Thursday, December 15, 2022

The Saints Who Made Christmas: Francis

It was a dark Christmas Eve in the year 1223, and hundreds of townspeople had gathered outside a local cave to watch a man give a demonstration. They held flickering candles and wore many layers to protect from the merciless cold. The man who led the demonstration was a poor religious of average height, his hair shaved into the tonsure style, and he wore no shoes. He appeared to be a dirty outcast to anyone from outside the small town of Greccio, but everyone there knew and loved him. So who was this well-loved friar, and what had he gathered the people for?

Francis had just come to Greccio from a pilgrimage to the Holy Land. It had been a long, exhausting journey of 1984 miles there and 1984 miles back, but Francis had never been more inspired. He considered the journey, no matter how long and perilous it was, to be the most important physical journey of his life, and he had returned to his beloved Italy a changed man. His love for Jesus, especially for the Christ Child, had swelled while visiting Bethlehem, and now Francis wanted to do something to honor the humble earthly beginnings of the Messiah to replicate his life-changing experience for others who could not make the long journey to see Bethlehem. 

And so Francis had an idea. Covertly, away from the eyes of the people, he began to prepare a Christmas surprise for them. He found a cave a ways from the city and began to stock it with oxen and donkeys and hay. He crafted a manger and found people to represent the people present at the birth of Christ.

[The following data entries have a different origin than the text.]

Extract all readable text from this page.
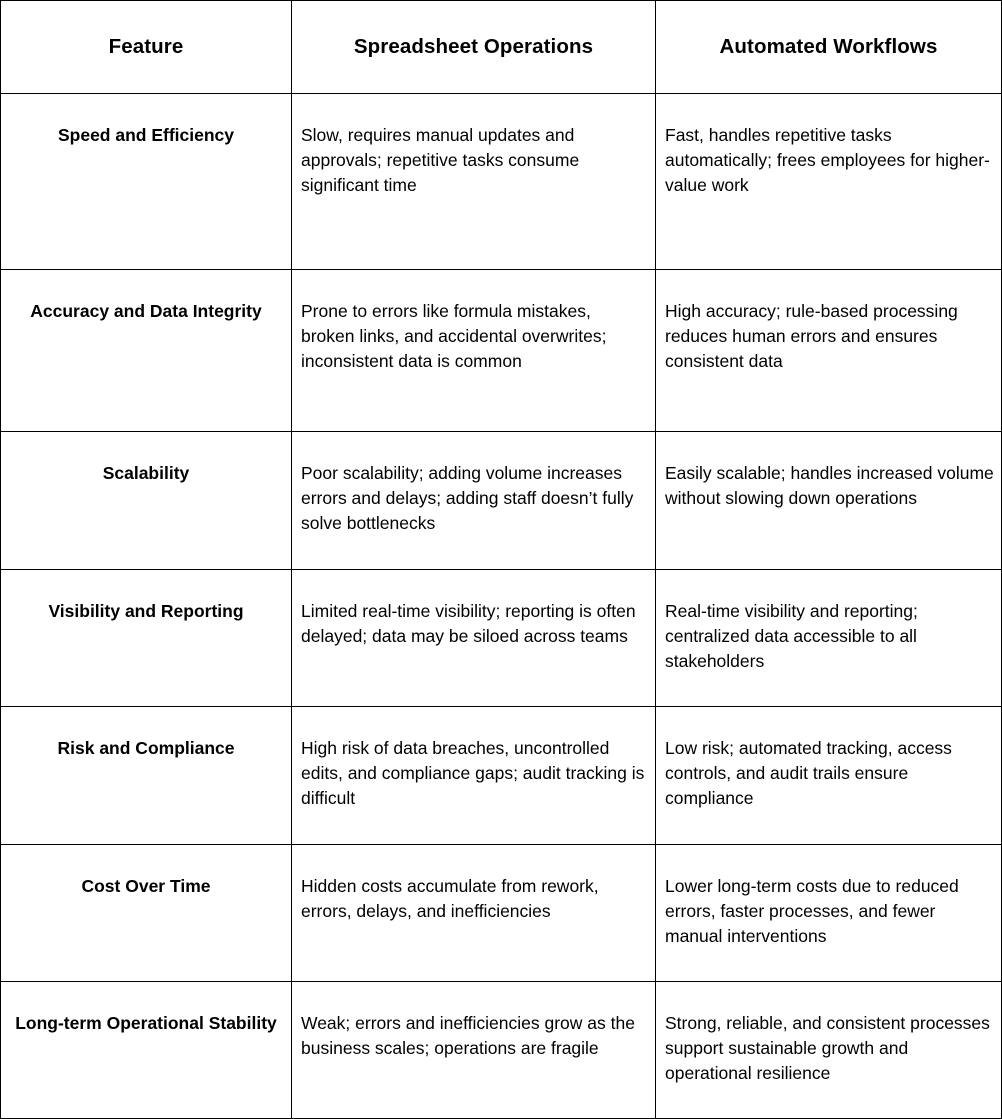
Feature	Spreadsheet Operations	Automated Workflows
Speed and Efficiency	Slow, requires manual updates and approvals; repetitive tasks consume significant time	Fast, handles repetitive tasks automatically; frees employees for higher-value work
Accuracy and Data Integrity	Prone to errors like formula mistakes, broken links, and accidental overwrites; inconsistent data is common	High accuracy; rule-based processing reduces human errors and ensures consistent data
Scalability	Poor scalability; adding volume increases errors and delays; adding staff doesn’t fully solve bottlenecks	Easily scalable; handles increased volume without slowing down operations
Visibility and Reporting	Limited real-time visibility; reporting is often delayed; data may be siloed across teams	Real-time visibility and reporting; centralized data accessible to all stakeholders
Risk and Compliance	High risk of data breaches, uncontrolled edits, and compliance gaps; audit tracking is difficult	Low risk; automated tracking, access controls, and audit trails ensure compliance
Cost Over Time	Hidden costs accumulate from rework, errors, delays, and inefficiencies	Lower long-term costs due to reduced errors, faster processes, and fewer manual interventions
Long-term Operational Stability	Weak; errors and inefficiencies grow as the business scales; operations are fragile	Strong, reliable, and consistent processes support sustainable growth and operational resilience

Finally, it was ready!

Francis showed his work to his brothers first before sending them out to tell the townspeople of the exciting event that would transpire the next day in the cave outside their town. People were at first confused, but when they heard Francis’ name, they became excited, wondering what the radical friar would do next.

The turnout was exceptional, and as Francis exited the cave from the last-minute preparations, he instantly thanked G’D at the sight of the people, waiting to see. Francis nodded to them, and let them come forward to see his Christmas scene, which he had toiled so hard on. Francis pulled out the Biblical account of the birth of Christ from Saint Luke’s Gospel and began to read in a loud voice, so all could hear and reflect on the incredible event of Christ’s birth. 

“Now it happened that, while they were there, the time came for her to have her child,” Francis read, “and she gave birth to a son, her first-born. She wrapped him in swaddling clothes and laid him in a manger because…”

At that moment, Francis paused reading and went to kneel in front of the manger. The people, singing songs of praise, craned their necks in order to see what Francis was doing. 

Francis could not believe his eyes. There, in the manger, lay a small child - a baby! - sleeping. Instantly, Francis gently took the child into his arms and began to cry. Everything around him melted away, and to Francis, there was only the Christ Child in his arms. 

This Christmas miracle, born from the mind of Saint Francis, is a practice still widely used today. This is the origin of the nativities you see in your home, which are brought forth from boxes and put in prominent places for all to see. So even if you cannot travel to Bethlehem, as many of us cannot, you can still treasure the events that happened there through a scene, carefully replicated from one crafted by Saint Francis just under eight hundred years ago!